Ma perché il Papa emerito raccontava questo? Perché, spiegava una volta, “tutta la mia vita è sempre stata attraversata da un filo conduttore, questo: il cristianesimo dà gioia, allarga gli orizzonti. In definitiva un’esistenza vissuta sempre e soltanto ‘contro’ sarebbe insopportabile”.

Eppure, la gioia può essere incrinata. E lo è quando la Chiesa viene considerata una struttura ideologica, e come tale viene trattata dagli uomini di Chiesa, che non guardano alle radici, ma guardano ad altri criteri. Così, la sera dell’11 ottobre 2012, cinquanta anni dopo il “discorso alla luna” di Giovanni XXIII, anche Benedetto XVI si affaccia dalla finestra del suo studio nel Palazzo apostolico.

Guardando le persone arrivate in processione a ricordare quello storico discorso del Papa buono prima del Concilio, dice: “Anche oggi siamo felici, portiamo la gioia nel nostro cuore, ma direi una gioia forse più sobria, una gioia umile: in questi 50 anni abbiamo imparato e esperito che il peccato originale esiste e si traduce sempre di nuovo in peccati personali, che possono divenire strutture di peccato, visto che nel campo del Signore c’è sempre anche la zizzania, che nella rete di Pietro ci sono anche pesci cattivi”.

Sono pezzi di discorsi, estratti, che già raccontano un magistero diverso, ben lontano da quello del Papa conservatore, legato alle strutture, lontano dalle persone e complicato nel modo di parlare. Quello che probabilmente era intollerabile per il mondo è che Benedetto XVI credeva in quello che faceva. Aveva fede. Ogni sua decisione era permeata di fede. Ogni suo atto guardava prima di tutto a come questo avrebbe impattato sulla fede.

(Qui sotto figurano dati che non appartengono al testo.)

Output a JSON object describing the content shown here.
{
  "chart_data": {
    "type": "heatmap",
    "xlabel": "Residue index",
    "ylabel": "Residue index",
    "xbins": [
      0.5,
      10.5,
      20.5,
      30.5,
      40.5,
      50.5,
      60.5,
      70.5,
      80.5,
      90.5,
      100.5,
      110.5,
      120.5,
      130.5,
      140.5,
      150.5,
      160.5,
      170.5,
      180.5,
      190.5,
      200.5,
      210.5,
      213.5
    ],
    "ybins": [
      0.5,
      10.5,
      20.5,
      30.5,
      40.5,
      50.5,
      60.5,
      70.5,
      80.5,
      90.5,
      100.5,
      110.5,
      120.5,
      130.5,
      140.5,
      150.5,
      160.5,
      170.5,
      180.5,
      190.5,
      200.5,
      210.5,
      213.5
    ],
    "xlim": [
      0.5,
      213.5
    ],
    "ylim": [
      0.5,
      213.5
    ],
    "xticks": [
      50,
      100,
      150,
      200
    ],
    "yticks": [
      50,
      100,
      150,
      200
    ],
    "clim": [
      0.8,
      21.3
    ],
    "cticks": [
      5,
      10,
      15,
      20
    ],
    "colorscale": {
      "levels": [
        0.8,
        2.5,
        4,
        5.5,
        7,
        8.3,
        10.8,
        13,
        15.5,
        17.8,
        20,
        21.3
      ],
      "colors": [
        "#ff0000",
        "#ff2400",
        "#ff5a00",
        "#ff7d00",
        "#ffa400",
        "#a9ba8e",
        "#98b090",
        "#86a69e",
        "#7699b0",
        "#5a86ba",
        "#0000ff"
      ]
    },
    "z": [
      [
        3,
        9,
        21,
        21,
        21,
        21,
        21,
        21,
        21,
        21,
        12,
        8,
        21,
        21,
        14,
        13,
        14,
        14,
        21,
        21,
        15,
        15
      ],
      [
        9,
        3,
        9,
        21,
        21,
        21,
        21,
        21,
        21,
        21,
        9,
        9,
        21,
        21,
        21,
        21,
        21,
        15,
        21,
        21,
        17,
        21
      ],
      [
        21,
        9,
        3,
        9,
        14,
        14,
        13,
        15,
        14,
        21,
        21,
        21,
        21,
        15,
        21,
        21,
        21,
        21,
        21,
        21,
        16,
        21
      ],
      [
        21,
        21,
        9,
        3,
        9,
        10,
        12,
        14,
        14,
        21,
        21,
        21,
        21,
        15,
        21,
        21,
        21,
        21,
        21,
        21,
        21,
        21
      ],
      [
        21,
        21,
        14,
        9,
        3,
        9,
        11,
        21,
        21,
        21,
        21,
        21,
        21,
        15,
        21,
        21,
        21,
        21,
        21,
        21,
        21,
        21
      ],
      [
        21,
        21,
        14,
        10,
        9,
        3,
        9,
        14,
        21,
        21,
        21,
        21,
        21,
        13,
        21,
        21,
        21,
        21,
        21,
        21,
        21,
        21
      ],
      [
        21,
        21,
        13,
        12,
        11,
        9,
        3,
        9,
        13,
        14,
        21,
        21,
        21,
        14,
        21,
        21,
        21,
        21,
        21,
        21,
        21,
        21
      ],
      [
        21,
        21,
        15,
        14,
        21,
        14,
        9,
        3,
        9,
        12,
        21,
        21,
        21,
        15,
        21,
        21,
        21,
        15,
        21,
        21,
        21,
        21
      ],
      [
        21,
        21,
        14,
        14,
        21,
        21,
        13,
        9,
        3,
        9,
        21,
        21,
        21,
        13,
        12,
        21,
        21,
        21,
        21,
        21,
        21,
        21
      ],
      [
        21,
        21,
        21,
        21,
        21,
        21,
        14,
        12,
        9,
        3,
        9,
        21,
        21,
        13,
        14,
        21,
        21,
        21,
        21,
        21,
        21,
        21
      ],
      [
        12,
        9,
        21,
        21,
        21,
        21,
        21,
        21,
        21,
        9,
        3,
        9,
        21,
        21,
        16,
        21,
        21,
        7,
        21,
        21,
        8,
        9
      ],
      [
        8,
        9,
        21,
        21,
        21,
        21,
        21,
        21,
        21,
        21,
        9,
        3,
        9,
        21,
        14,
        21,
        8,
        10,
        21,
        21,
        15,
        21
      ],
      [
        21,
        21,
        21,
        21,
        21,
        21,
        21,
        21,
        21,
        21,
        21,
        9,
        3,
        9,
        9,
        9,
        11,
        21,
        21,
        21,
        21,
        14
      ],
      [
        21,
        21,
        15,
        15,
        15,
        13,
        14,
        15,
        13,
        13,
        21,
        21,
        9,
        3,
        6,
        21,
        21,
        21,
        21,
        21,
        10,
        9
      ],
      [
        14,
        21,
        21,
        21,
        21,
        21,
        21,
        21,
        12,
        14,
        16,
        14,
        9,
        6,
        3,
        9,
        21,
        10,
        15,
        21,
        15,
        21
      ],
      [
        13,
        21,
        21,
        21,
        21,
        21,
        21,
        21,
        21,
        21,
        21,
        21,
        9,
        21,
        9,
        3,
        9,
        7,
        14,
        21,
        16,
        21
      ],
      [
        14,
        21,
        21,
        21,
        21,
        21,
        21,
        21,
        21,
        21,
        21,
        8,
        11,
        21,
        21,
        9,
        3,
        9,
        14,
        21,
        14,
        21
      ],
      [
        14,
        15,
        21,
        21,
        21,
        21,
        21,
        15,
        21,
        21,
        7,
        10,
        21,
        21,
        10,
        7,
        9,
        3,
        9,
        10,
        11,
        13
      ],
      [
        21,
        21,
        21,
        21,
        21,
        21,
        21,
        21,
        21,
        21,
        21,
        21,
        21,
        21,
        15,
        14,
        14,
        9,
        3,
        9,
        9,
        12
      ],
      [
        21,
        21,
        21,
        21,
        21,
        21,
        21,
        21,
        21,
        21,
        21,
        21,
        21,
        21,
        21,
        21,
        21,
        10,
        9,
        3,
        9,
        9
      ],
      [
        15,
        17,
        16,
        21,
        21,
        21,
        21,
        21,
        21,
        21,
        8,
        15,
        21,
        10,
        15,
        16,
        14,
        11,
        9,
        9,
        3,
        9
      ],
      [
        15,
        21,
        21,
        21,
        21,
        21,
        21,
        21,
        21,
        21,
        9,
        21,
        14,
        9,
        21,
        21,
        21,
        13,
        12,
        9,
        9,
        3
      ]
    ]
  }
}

C’era sempre Dio al centro, per Benedetto XVI, e lui lo rese plasticamente visibile quando chiese di porre, durante le sue celebrazioni, il crocifisso al centro, davanti l’altare, perché lo sguardo fosse fisso su Cristo, e non sul sacerdote. Si parlò di un ritorno al tradizionalismo, ma non era altro che una mossa per ridare un senso alla Chiesa.

E così, lette in questa ottica, si può comprendere che il Magistero nascosto di Benedetto XVI racconta di una rivoluzione tranquilla che aveva come primo obiettivo quello di rimettere al centro Cristo, senza proclami. Anche in questo, c’era una fede profonda: si doveva lasciare uno spiraglio aperto, perché così Cristo avrebbe potuto passare e ci avrebbe pensato lui ad entrare nel cuore degli uomini.

Ma è un magistero nascosto che abbiamo raccontato e compreso poco. Un magistero nascosto che resta lì, sospeso, ma pronto ad essere raccolto da chiunque abbia voglia di andare a leggere senza pregiudizi i discorsi, i testi, gli atti di Benedetto XVI.

Fino a quell’atto finale, rivoluzionario e straniante della declaratio della rinuncia. E lì viene da chiedersi: ma noi giornalisti ci siamo fatti le domande giuste? Perché sta tutto lì il mestiere. Non guardare al qui ed ora. Non raccontare i fatti. Sta nel farsi le domande giuste.

Quale sarebbe stata, allora, la domanda che Benedetto XVI avrebbe voluto ci facessimo di fronte a quella declaratio? Io credo che avrebbe semplicemente voluto che ci chiedessimo se lui aveva pregato su quella decisione. Se lui la aveva davvero presa in dialogo sincero con Dio. E quindi, avrebbe voluto rivolgessimo la domanda a Cristo, più che al suo vicario. Avrebbe voluto gli chiedessimo: cosa ci vuoi dire con questo? Dove dobbiamo andare?

Parlando con Peter Seewald nella biografia Benedetto XVI. Una vita, il Papa emerito ha detto: “Io non appartengo più al vecchio mondo, ma quello nuovo in realtà non è ancora cominciato…” Ha ragione. Ma forse il nuovo mondo non è cominciato non perché non sia un mondo possibile oggi. Semplicemente perché non si è capaci di farsi le domande giuste. Non lo abbiamo fatto noi giornalisti. Forse non lo hanno fatto neanche altri.